Equally the same approach needs to be taken when looking at Bt - it eliminates a whole slew of insecticides, but doesn't eliminate all insecticide use.

IMO so long as impact is down, utilization is a good thing.
If "no till" (using the umbrella term for everything from absoltuely not touching the field at all, to pretty close to old school plowing of the field) reduces soil erosion then IMO it's a good thing (although ideally you'd want a full environmental impact quotient type measure - if you don't disturb the soil much but kill everything in a ten mile radius clearly this isn't a good thing)

On concealing the realities of HT cropping - not convinced on this. If something truly happens then state that it happens. If farmers use 25% more glyphosate (to quote a figure from the manual of proctological statistics) than recommended then say this, not that the crops are drenched (if I spray myself 3 times, rather than 2 times with a spray bottle of water I'm still not drenched) - if HT cropping results in some other widespread damage state this also - for instance the damage/potential damage to Amphibians - this is something that is supported by the literature, or the potential for spray drift (which given the sharp deliniation between dead grass at the edge of local fields sprayed with glyphosate and dead grass shouldn't ever be a problem - where it is people are just doing it wrong) etc etc - anyone who claims any system of farming is without problems is just making things up - I think that it's best to compare to what was in use previously and whether the change utilized is a good one or not.
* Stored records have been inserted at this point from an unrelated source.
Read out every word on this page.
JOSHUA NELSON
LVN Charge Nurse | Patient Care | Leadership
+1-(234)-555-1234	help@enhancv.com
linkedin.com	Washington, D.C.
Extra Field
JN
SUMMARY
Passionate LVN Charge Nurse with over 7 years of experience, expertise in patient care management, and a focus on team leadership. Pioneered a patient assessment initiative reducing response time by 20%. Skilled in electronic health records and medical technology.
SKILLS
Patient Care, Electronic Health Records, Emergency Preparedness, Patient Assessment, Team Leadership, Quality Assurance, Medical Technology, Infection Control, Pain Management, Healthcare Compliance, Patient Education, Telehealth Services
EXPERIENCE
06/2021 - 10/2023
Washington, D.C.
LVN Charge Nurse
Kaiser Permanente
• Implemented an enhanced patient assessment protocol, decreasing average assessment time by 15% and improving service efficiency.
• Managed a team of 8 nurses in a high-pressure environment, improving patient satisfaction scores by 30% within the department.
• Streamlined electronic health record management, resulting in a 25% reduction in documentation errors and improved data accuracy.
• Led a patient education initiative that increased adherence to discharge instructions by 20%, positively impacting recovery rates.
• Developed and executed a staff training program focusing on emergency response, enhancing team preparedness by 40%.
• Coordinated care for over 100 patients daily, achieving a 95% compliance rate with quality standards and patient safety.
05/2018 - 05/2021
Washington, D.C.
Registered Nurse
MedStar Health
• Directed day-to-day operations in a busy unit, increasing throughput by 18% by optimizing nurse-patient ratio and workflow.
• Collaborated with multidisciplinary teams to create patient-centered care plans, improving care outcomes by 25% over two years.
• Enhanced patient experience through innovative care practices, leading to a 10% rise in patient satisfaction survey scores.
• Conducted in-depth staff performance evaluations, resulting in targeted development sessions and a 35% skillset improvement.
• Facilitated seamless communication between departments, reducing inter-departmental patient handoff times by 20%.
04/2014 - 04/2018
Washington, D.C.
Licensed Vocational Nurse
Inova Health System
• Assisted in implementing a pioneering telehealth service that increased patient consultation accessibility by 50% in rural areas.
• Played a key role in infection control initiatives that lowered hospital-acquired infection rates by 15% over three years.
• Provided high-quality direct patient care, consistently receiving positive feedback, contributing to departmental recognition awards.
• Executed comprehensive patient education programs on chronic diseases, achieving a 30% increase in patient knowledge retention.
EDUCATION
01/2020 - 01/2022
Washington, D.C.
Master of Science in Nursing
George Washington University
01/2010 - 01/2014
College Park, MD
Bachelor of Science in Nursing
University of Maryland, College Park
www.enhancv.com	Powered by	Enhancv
Obviously in the case of adoption of "no-till" practices with HT cropping my feel is that the change is a good one most of the time, whether 100% of previously lost soil is saved, or only 25% (figures pulled from previous source - my guess is that at some point there'll be a tipping point where the benefit simply isn't there any more (at least in terms of soil preservation))
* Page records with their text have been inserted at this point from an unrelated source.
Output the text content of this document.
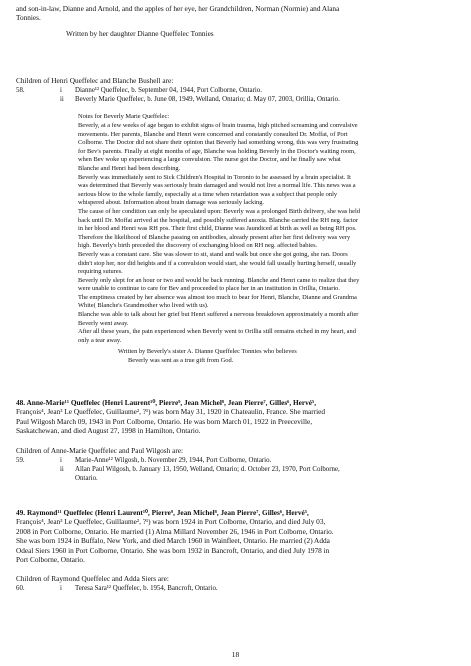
and son-in-law, Dianne and Arnold, and the apples of her eye, her Grandchildren, Norman (Normie) and Alana
Tonnies.
Written by her daughter Dianne Queffelec Tonnies
Children of Henri Queffelec and Blanche Bushell are:
58.	i Dianne¹² Queffelec, b. September 04, 1944, Port Colborne, Ontario.
ii Beverly Marie Queffelec, b. June 08, 1949, Welland, Ontario; d. May 07, 2003, Orillia, Ontario.
Notes for Beverly Marie Queffelec:
Beverly, at a few weeks of age began to exhibit signs of brain trauma, high pitched screaming and convulsive
movements. Her parents, Blanche and Henri were concerned and constantly consulted Dr. Moffat, of Port
Colborne. The Doctor did not share their opinion that Beverly had something wrong, this was very frustrating
for Bev's parents. Finally at eight months of age, Blanche was holding Beverly in the Doctor's waiting room,
when Bev woke up experiencing a large convulsion. The nurse got the Doctor, and he finally saw what
Blanche and Henri had been describing.
Beverly was immediately sent to Sick Children's Hospital in Toronto to be assessed by a brain specialist. It
was determined that Beverly was seriously brain damaged and would not live a normal life. This news was a
serious blow to the whole family, especially at a time when retardation was a subject that people only
whispered about. Information about brain damage was seriously lacking.
The cause of her condition can only be speculated upon: Beverly was a prolonged Birth delivery, she was held
back until Dr. Moffat arrived at the hospital, and possibly suffered anoxia. Blanche carried the RH neg. factor
in her blood and Henri was RH pos. Their first child, Dianne was Jaundiced at birth as well as being RH pos.
Therefore the likelihood of Blanche passing on antibodies, already present after her first delivery was very
high. Beverly's birth preceded the discovery of exchanging blood on RH neg. affected babies.
Beverly was a constant care. She was slower to sit, stand and walk but once she got going, she ran. Doors
didn't stop her, nor did heights and if a convulsion would start, she would fall usually hurting herself, usually
requiring sutures.
Beverly only slept for an hour or two and would be back running. Blanche and Henri came to realize that they
were unable to continue to care for Bev and proceeded to place her in an institution in Orillia, Ontario.
The emptiness created by her absence was almost too much to bear for Henri, Blanche, Dianne and Grandma
White( Blanche's Grandmother who lived with us).
Blanche was able to talk about her grief but Henri suffered a nervous breakdown approximately a month after
Beverly went away.
After all these years, the pain experienced when Beverly went to Orillia still remains etched in my heart, and
only a tear away.
Written by Beverly's sister A. Dianne Queffelec Tonnies who believes
Beverly was sent as a true gift from God.
48. Anne-Marie¹¹ Queffelec (Henri Laurent¹⁰, Pierre⁹, Jean Michel⁸, Jean Pierre⁷, Gilles⁶, Hervé⁵,
François⁴, Jean³ Le Queffelec, Guillaume², ?¹) was born May 31, 1920 in Chateaulin, France. She married
Paul Wilgosh March 09, 1943 in Port Colborne, Ontario. He was born March 01, 1922 in Preeceville,
Saskatchewan, and died August 27, 1998 in Hamilton, Ontario.
Children of Anne-Marie Queffelec and Paul Wilgosh are:
59.	i Marie-Anne¹² Wilgosh, b. November 29, 1944, Port Colborne, Ontario.
ii Allan Paul Wilgosh, b. January 13, 1950, Welland, Ontario; d. October 23, 1970, Port Colborne,
Ontario.
49. Raymond¹¹ Queffelec (Henri Laurent¹⁰, Pierre⁹, Jean Michel⁸, Jean Pierre⁷, Gilles⁶, Hervé⁵,
François⁴, Jean³ Le Queffelec, Guillaume², ?¹) was born 1924 in Port Colborne, Ontario, and died July 03,
2008 in Port Colborne, Ontario. He married (1) Alma Millard November 26, 1946 in Port Colborne, Ontario.
She was born 1924 in Buffalo, New York, and died March 1960 in Wainfleet, Ontario. He married (2) Adda
Odeal Siers 1960 in Port Colborne, Ontario. She was born 1932 in Bancroft, Ontario, and died July 1978 in
Port Colborne, Ontario.
Children of Raymond Queffelec and Adda Siers are:
60.	i Teresa Sara¹² Queffelec, b. 1954, Bancroft, Ontario.
18
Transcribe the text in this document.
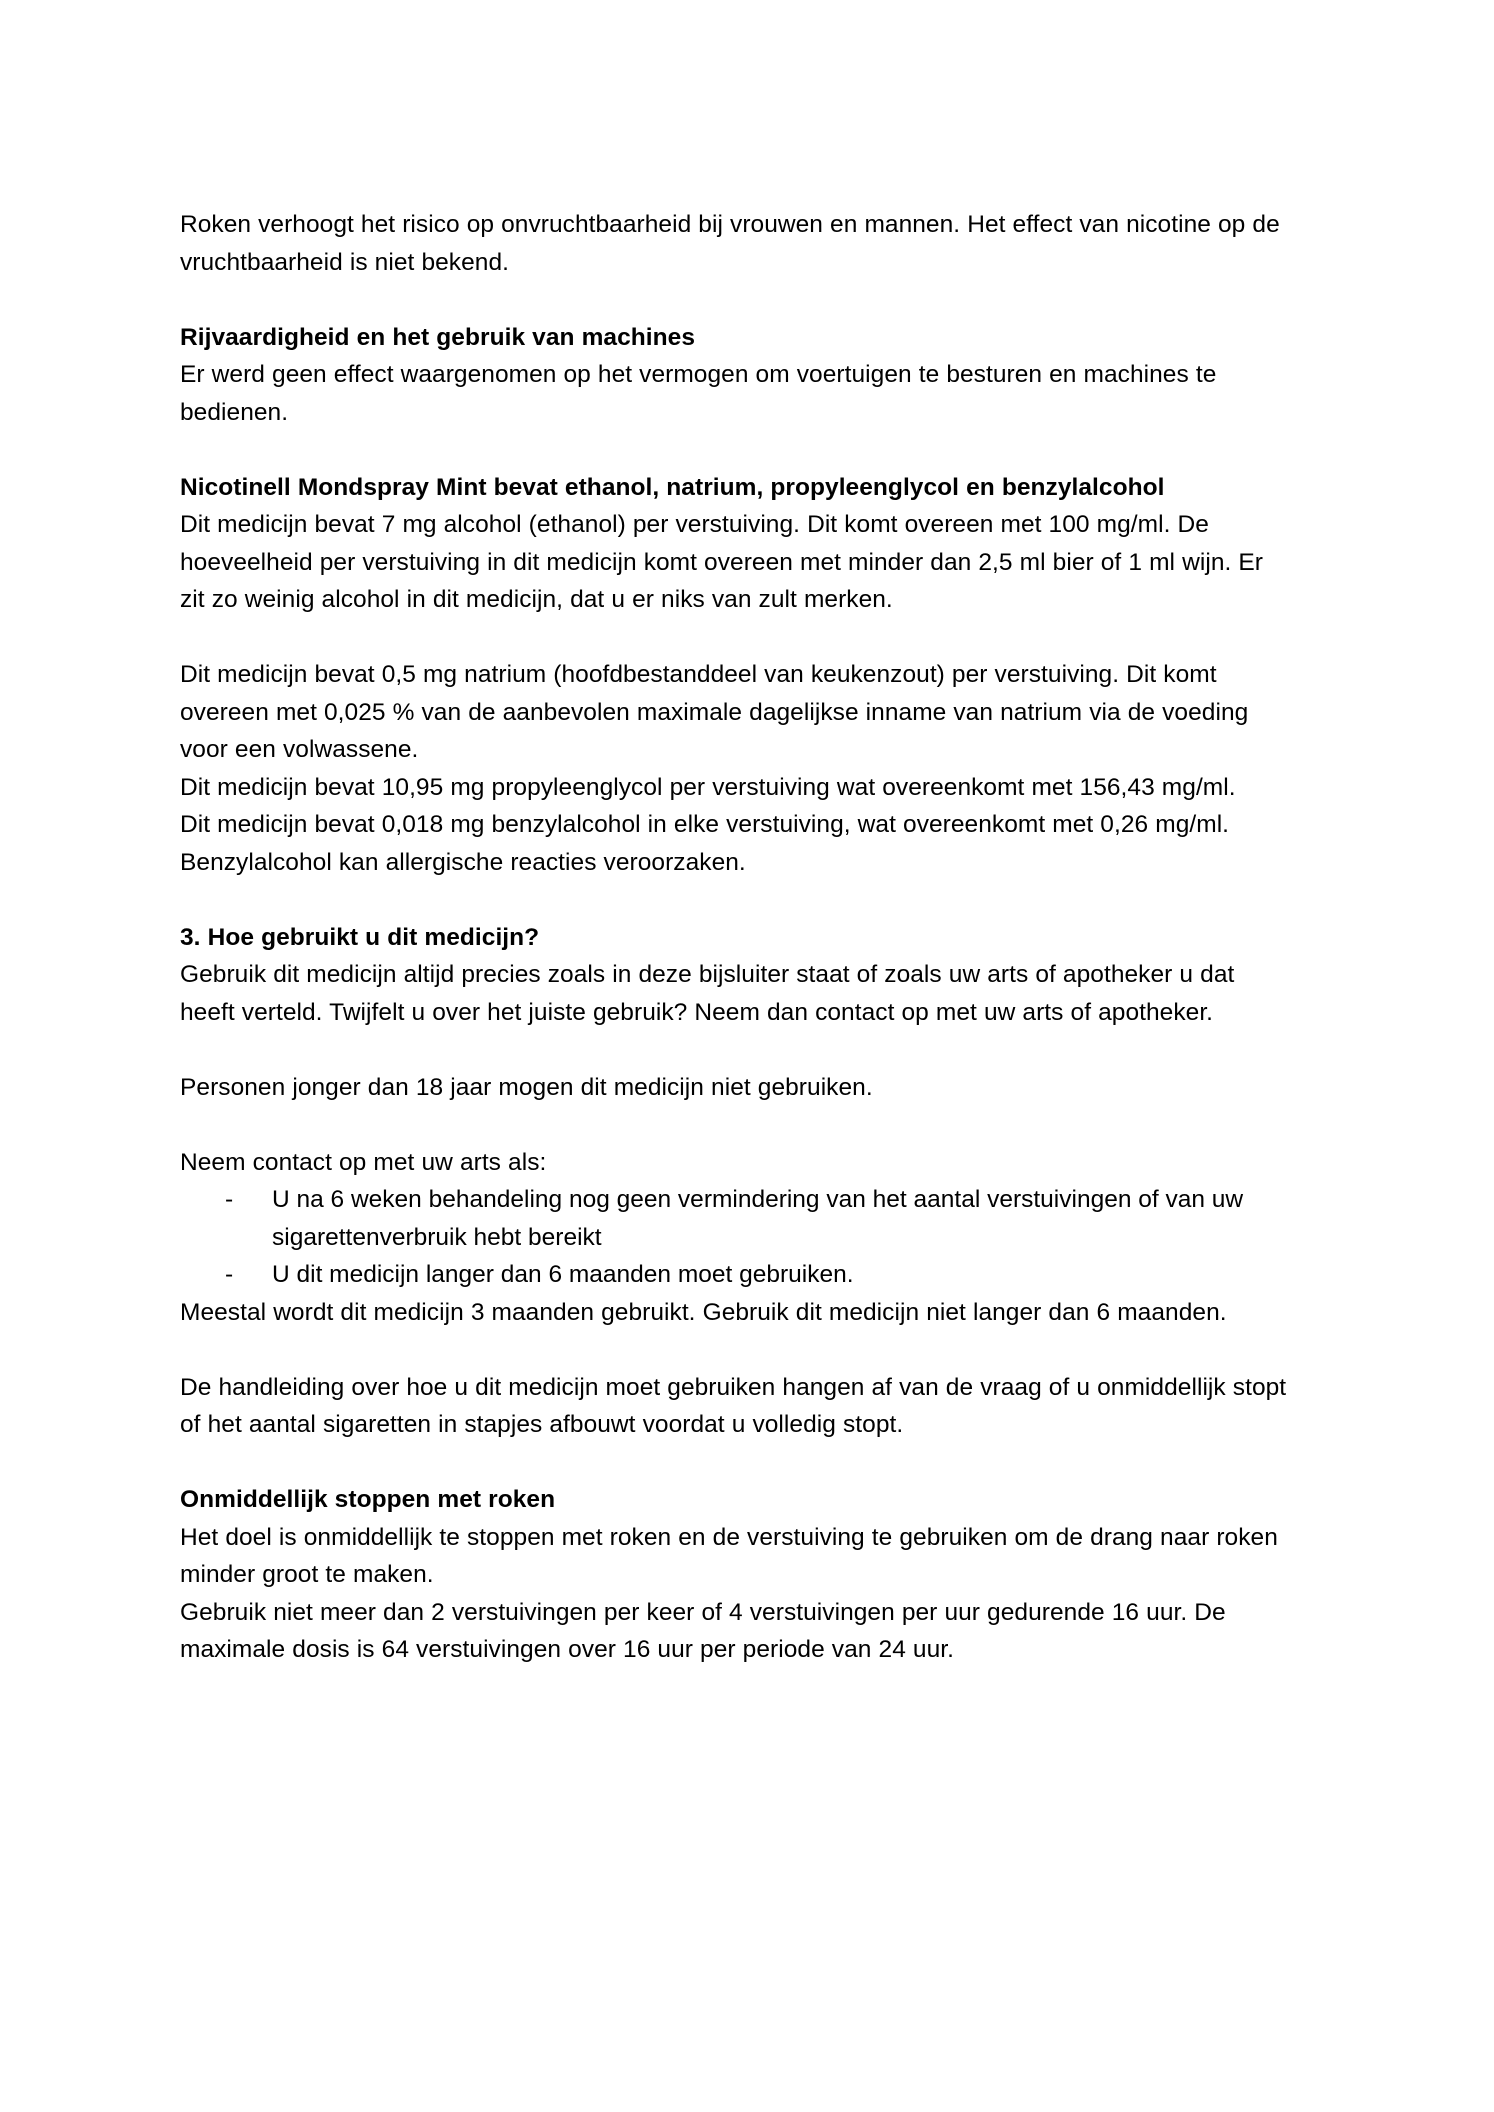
Roken verhoogt het risico op onvruchtbaarheid bij vrouwen en mannen. Het effect van nicotine op de vruchtbaarheid is niet bekend.

Rijvaardigheid en het gebruik van machines

Er werd geen effect waargenomen op het vermogen om voertuigen te besturen en machines te bedienen.

Nicotinell Mondspray Mint bevat ethanol, natrium, propyleenglycol en benzylalcohol

Dit medicijn bevat 7 mg alcohol (ethanol) per verstuiving. Dit komt overeen met 100 mg/ml. De hoeveelheid per verstuiving in dit medicijn komt overeen met minder dan 2,5 ml bier of 1 ml wijn. Er zit zo weinig alcohol in dit medicijn, dat u er niks van zult merken.

Dit medicijn bevat 0,5 mg natrium (hoofdbestanddeel van keukenzout) per verstuiving. Dit komt overeen met 0,025 % van de aanbevolen maximale dagelijkse inname van natrium via de voeding voor een volwassene.

Dit medicijn bevat 10,95 mg propyleenglycol per verstuiving wat overeenkomt met 156,43 mg/ml.

Dit medicijn bevat 0,018 mg benzylalcohol in elke verstuiving, wat overeenkomt met 0,26 mg/ml. Benzylalcohol kan allergische reacties veroorzaken.

3. Hoe gebruikt u dit medicijn?

Gebruik dit medicijn altijd precies zoals in deze bijsluiter staat of zoals uw arts of apotheker u dat heeft verteld. Twijfelt u over het juiste gebruik? Neem dan contact op met uw arts of apotheker.

Personen jonger dan 18 jaar mogen dit medicijn niet gebruiken.

Neem contact op met uw arts als:

- U na 6 weken behandeling nog geen vermindering van het aantal verstuivingen of van uw sigarettenverbruik hebt bereikt
- U dit medicijn langer dan 6 maanden moet gebruiken.

Meestal wordt dit medicijn 3 maanden gebruikt. Gebruik dit medicijn niet langer dan 6 maanden.

De handleiding over hoe u dit medicijn moet gebruiken hangen af van de vraag of u onmiddellijk stopt of het aantal sigaretten in stapjes afbouwt voordat u volledig stopt.

Onmiddellijk stoppen met roken

Het doel is onmiddellijk te stoppen met roken en de verstuiving te gebruiken om de drang naar roken minder groot te maken.

Gebruik niet meer dan 2 verstuivingen per keer of 4 verstuivingen per uur gedurende 16 uur. De maximale dosis is 64 verstuivingen over 16 uur per periode van 24 uur.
I was in Illinois from 1965 until 1999. It has gotten a little better, but so many of those people have no idea how to farm. There were thousands of acres of corn planted in rows straight up and down hill. Green belts by ditches and streams, forget it! I have a wonderful photo of a really nice farm house and barn which are going to be separated by a deep gully next rain. The corn is planted in rows straight up and down the side of the hill the structures sit on. In Texas I saw contour plowing and grassed drainages right after WWII. By the time I left Illinois in '99, I had began to see these practices in a few fields. I know they were pushing no till, but don't know how successfully.

By Jim Thomerson (not verified) on 22 Jun 2010 #permalink

Agricultural glyphosate use in the U.S. was estimated by the EPA in 2001 at 85-90 million pounds per year.

By Sheila Leavitt, M.D. (not verified) on 22 Jun 2010 #permalink

"Agricultural glyphosate use in the U.S. was estimated by the EPA in 2001 at 85-90 million pounds per year."


It's human toxicity level is less than sea water.... also according to the EPA.


Sorry to knee jerk on Gene "two acres" Logsdon, we have been doing the organic gardening thing for a long time and Gene used to be obligatory reading. One of the things about his very long career in writing about organic farming that is though his writing can be entertaining, it is not very practical.

What becomes rapidly clear about Gene is that he is a pessimistic anti-modernist. This is always a popular theme and but one that demonstrates you were a jack ass within a couple of generations.

It's like complaining about the morals of teenagers.

The proof that tilling is defeating deep disc is that the plowshares are being beaten into woks.

If you have never cooked with a discada I recommend them highly and it is an excellent proposition to adjusting a cooking method to accommodate refugees.

I make breakfast for 40 once a year in a cultivator dic. Guinea eggs, smoked elk sausage and tortillas al Disco.

*stops to put marbles back in bag*

Wow. Could my comment be more all over the place?

I think I am experiencing late onset ADD.